Monday, June 06, 2011

IFFBoston 2011 Closing Night/Wrap-up: Conan O'Brien Can't Stop (except when reviews are embargoed)

Embargoes are a weird fact of life for the film-critic community - you see a movie early, but with the agreement that the review you write about it will be held to the day of release. For most traditional - that is to say, print - outlets, this isn't a big deal; opening weekend is when the article is most relevant for their readership. The same holds true for online outlets, though to a lesser extent; we're more easily searchable, so it's whether we get more hits for "new & relevant" than for "new" and "relevant" separately is a question best answered on a case-by-case basis.

Films being embargoed at festivals, though, is a really weird thing. Films that already have distribution play festivals to get word-of-mouth, so why try and keep that buried, especially for a film like Conan O'Brien Can't Stop, which is pretty decent? It's also a willing, insidious corruption of the press - it makes critics act a bit more like part of the distributor's publicity plan, rather than outside observers.

It also, in some ways, puts the critics, the ones who can be your best advocates - enthusiastic SQL programmers aside - at a disadvantage. I was asked to hold my review because I attended on a press pass, but by next year, it's not impossible that eFilmCritic will either cease to exist (unlikely) or the festival's standards for who they credential will rise (certainly possible). When that happens, I'll buy my own pass and then post the same sort of thing here and/or on EFC as I did before, only I won't know I'm not supposed to. I'm not exactly sure why I should be treated differently in those cases, much less effectively be trusted more as an unquestioned amateur.

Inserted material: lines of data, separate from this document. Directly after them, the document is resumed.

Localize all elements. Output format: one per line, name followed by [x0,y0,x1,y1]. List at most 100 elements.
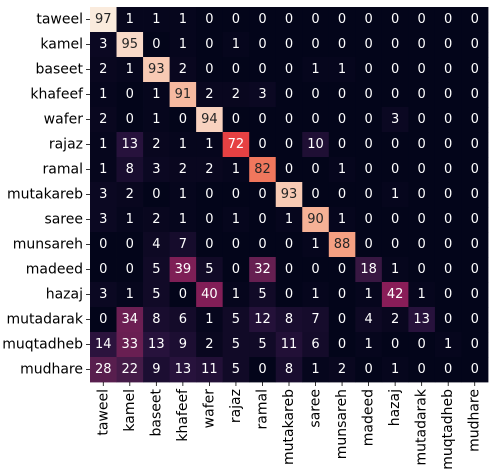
cell-saree-taweel [90,207,117,233]
cell-value-madeed-khafeef: 39 [175,262,192,277]
cell-value-mutadarak-taweel: 0 [99,312,107,327]
cell-mudhare-ramal [249,357,277,383]
cell-wafer-saree [302,107,330,133]
cell-value-khafeef-madeed: 0 [364,87,372,102]
cell-value-mudhare-taweel: 28 [95,362,112,377]
cell-muqtadheb-rajaz [222,332,250,358]
cell-value-taweel-munsareh: 0 [338,12,346,27]
cell-value-muqtadheb-rajaz: 5 [232,337,240,352]
cell-mudhare-taweel [90,357,117,383]
cell-muqtadheb-madeed [355,332,383,358]
cell-value-wafer-madeed: 0 [364,112,372,127]
cell-taweel-khafeef [169,7,197,33]
cell-mutadarak-mutakareb [275,307,303,333]
cell-value-mutadarak-muqtadheb: 0 [444,312,452,327]
cell-khafeef-munsareh [328,82,356,108]
cell-value-madeed-mutakareb: 0 [285,262,293,277]
cell-value-muqtadheb-ramal: 5 [258,337,266,352]
cell-value-mudhare-saree: 1 [311,362,319,377]
cell-value-mutakareb-kamel: 2 [126,187,134,202]
cell-mutadarak-ramal [249,307,277,333]
cell-wafer-taweel [90,107,117,133]
cell-value-saree-hazaj: 0 [391,212,399,227]
cell-value-mutakareb-rajaz: 0 [232,187,240,202]
cell-saree-mutadarak [408,207,436,233]
cell-mutakareb-munsareh [328,182,356,208]
cell-hazaj-madeed [355,282,383,308]
cell-baseet-mudhare [461,57,489,83]
x-tick-label-mutadarak: mutadarak [414,388,430,465]
cell-value-mutadarak-munsareh: 0 [338,312,346,327]
cell-wafer-wafer [196,107,224,133]
cell-ramal-kamel [116,157,144,183]
cell-wafer-kamel [116,107,144,133]
cell-baseet-kamel [116,57,144,83]
cell-value-mutadarak-mudhare: 0 [471,312,479,327]
cell-value-saree-taweel: 3 [99,212,107,227]
cell-muqtadheb-kamel [116,332,144,358]
cell-value-khafeef-munsareh: 0 [338,87,346,102]
x-tick-label-taweel: taweel [95,389,111,436]
cell-rajaz-muqtadheb [434,132,462,158]
cell-rajaz-wafer [196,132,224,158]
cell-taweel-madeed [355,7,383,33]
cell-value-taweel-hazaj: 0 [391,12,399,27]
cell-value-mutadarak-hazaj: 2 [391,312,399,327]
cell-muqtadheb-mutadarak [408,332,436,358]
cell-madeed-saree [302,257,330,283]
cell-rajaz-baseet [143,132,170,158]
cell-hazaj-mutakareb [275,282,303,308]
cell-value-khafeef-taweel: 1 [99,87,107,102]
cell-value-mutakareb-baseet: 0 [152,187,160,202]
cell-mudhare-mutakareb [275,357,303,383]
cell-value-madeed-taweel: 0 [99,262,107,277]
cell-baseet-wafer [196,57,224,83]
cell-value-khafeef-mutadarak: 0 [418,87,426,102]
cell-baseet-mutadarak [408,57,436,83]
cell-value-kamel-mudhare: 0 [471,37,479,52]
cell-value-mutadarak-saree: 7 [311,312,319,327]
cell-value-hazaj-wafer: 40 [201,287,218,302]
cell-value-ramal-taweel: 1 [99,162,107,177]
cell-ramal-saree [302,157,330,183]
cell-value-khafeef-saree: 0 [311,87,319,102]
cell-value-saree-saree: 90 [307,212,324,227]
cell-rajaz-mutadarak [408,132,436,158]
cell-value-hazaj-madeed: 1 [364,287,372,302]
cell-mutadarak-kamel [116,307,144,333]
y-tick-label-taweel: taweel [36,12,83,28]
cell-value-taweel-wafer: 0 [205,12,213,27]
cell-value-wafer-baseet: 1 [152,112,160,127]
y-tick-label-munsareh: munsareh [13,237,83,253]
cell-value-hazaj-khafeef: 0 [179,287,187,302]
cell-value-ramal-muqtadheb: 0 [444,162,452,177]
y-tick-label-mudhare: mudhare [20,362,83,378]
cell-value-hazaj-muqtadheb: 0 [444,287,452,302]
cell-taweel-muqtadheb [434,7,462,33]
cell-wafer-hazaj [381,107,409,133]
cell-value-khafeef-baseet: 1 [152,87,160,102]
cell-value-baseet-muqtadheb: 0 [444,62,452,77]
cell-value-mutakareb-wafer: 0 [205,187,213,202]
cell-value-kamel-mutadarak: 0 [418,37,426,52]
cell-value-baseet-saree: 1 [311,62,319,77]
cell-hazaj-wafer [196,282,224,308]
cell-value-mudhare-mutadarak: 0 [418,362,426,377]
cell-value-kamel-taweel: 3 [99,37,107,52]
cell-mutakareb-rajaz [222,182,250,208]
y-tick-label-hazaj: hazaj [46,287,83,303]
cell-value-saree-madeed: 0 [364,212,372,227]
cell-madeed-hazaj [381,257,409,283]
cell-kamel-hazaj [381,32,409,58]
cell-munsareh-hazaj [381,232,409,258]
cell-value-ramal-rajaz: 1 [232,162,240,177]
cell-munsareh-mutakareb [275,232,303,258]
cell-value-baseet-mutadarak: 0 [418,62,426,77]
cell-muqtadheb-munsareh [328,332,356,358]
y-tick-label-khafeef: khafeef [30,87,84,103]
cell-kamel-muqtadheb [434,32,462,58]
cell-muqtadheb-baseet [143,332,170,358]
cell-mudhare-kamel [116,357,144,383]
cell-value-madeed-mutadarak: 0 [418,262,426,277]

(You may think this unlikely, but it's actually happened - a couple years ago, when attending the Boston Film Festival on my own dime, I saw a movie called Motherhood and wrote a review of it. This got my editor at EFC an email, asking why I was breaking embargo. He wrote back, saying basically that the screening was open to the public, so trying to keep wraps on it was pretty silly, and besides, you weren't complaining about Variety already having run a review, were you?)

As silly as this is, I'm going along with it, because I don't want to be the one that keeps other EFC guys from getting credentials or IFFBoston from being able to book movies. This does leave me without a review to run here, though, so I'll have to do something else, other than whine about not being able to run a review. So, let's bring on some graphs!

IFFBoston 2011 Review Lag Graph

There's not a whole lot to be gleaned from this graph, other than that I do, by and large, crank out reviews at a pretty steady clip, although it's obviously not quite the rate at which I see movies. Even with that in mind, though, I'm pretty ashamed at how wide the gap between the two lines gets, almost 32 days long at The Whistleblower. That's pretty bad practice; it's not close to fresh in my head. I think I did all right when you look at the reviews, for the most part; I didn't find myself punting things as is occasionally the case with Fantasia.

There are a couple of odd blips there. The one around "Shorts 3: Narratives" comes from the shorts program being the first thing I saw that day but the last thing published, as it had to wait for the blog post to be done as there really isn't a place for it on eFilmCritic. Even if its publication date were set to when I actually finished writing it, the higher slope around We Still Live Here comes from me trying to strike while the iron was hot on some things that would likely have limited runs: Cave of Forgotten Dreams, Rammbock, Queen to Play, and True Legend. There's another sharp upslope between Bellflower and Stake Land, as I write up Legend of the Fist and A Beautiful Life. The zig-zag at Sons of Perdition is me bumping it up in line to have something on EFC, at least, in time for its opening in Boston.

IFFBoston 2011 Venue chart

If you're going to max out your pass, certain parts of this are a given: 4.76% at the Coolidge, 9.52% at Stuart Street, at least 23.8% at the various Somerville rooms. The rest is just a matter of how much the Brattle takes up and how the Somerville stuff is distributed.

I am, tongue-in-cheek, a little disappointed that I spent something like a quarter of the festival in the even numbered rooms in Somerville. I like many things about that theater, but when the eccentric millionaire gives me the cash to build my own, I'll be doing my best to avoid many of the things that make the even numbered rooms, uh, "memorable". They've got center aisles, the rows are very close together, and in an attempt to squeeze as many people as possible in, the front rows are very close to the screen (that's also where the main wheelchair spaces are). If you've got a pass, you're getting in early, so getting the best seats (near the center) means people are going to be climbing over you for the next twenty minutes - many getting in, putting their stuff down, going out, and getting a beer.

It is kind of amusing that I wound up with tickets for all five screens, despite the fact that only four were being used for the festival at any given time. I'll be the ushers and projectionists got sick of hauling that Water for Elephants print around.

IFFBoston 2011 Ratings

I think I did pretty well with my time, though - as you can see, a good two-thirds of the movies I saw rated three stars or higher. I, personally, tend to consider movies 2.5 stars (out of four) and up worth seeing - I'm easy that way - so all and all, this looks like a pretty successful week (and month).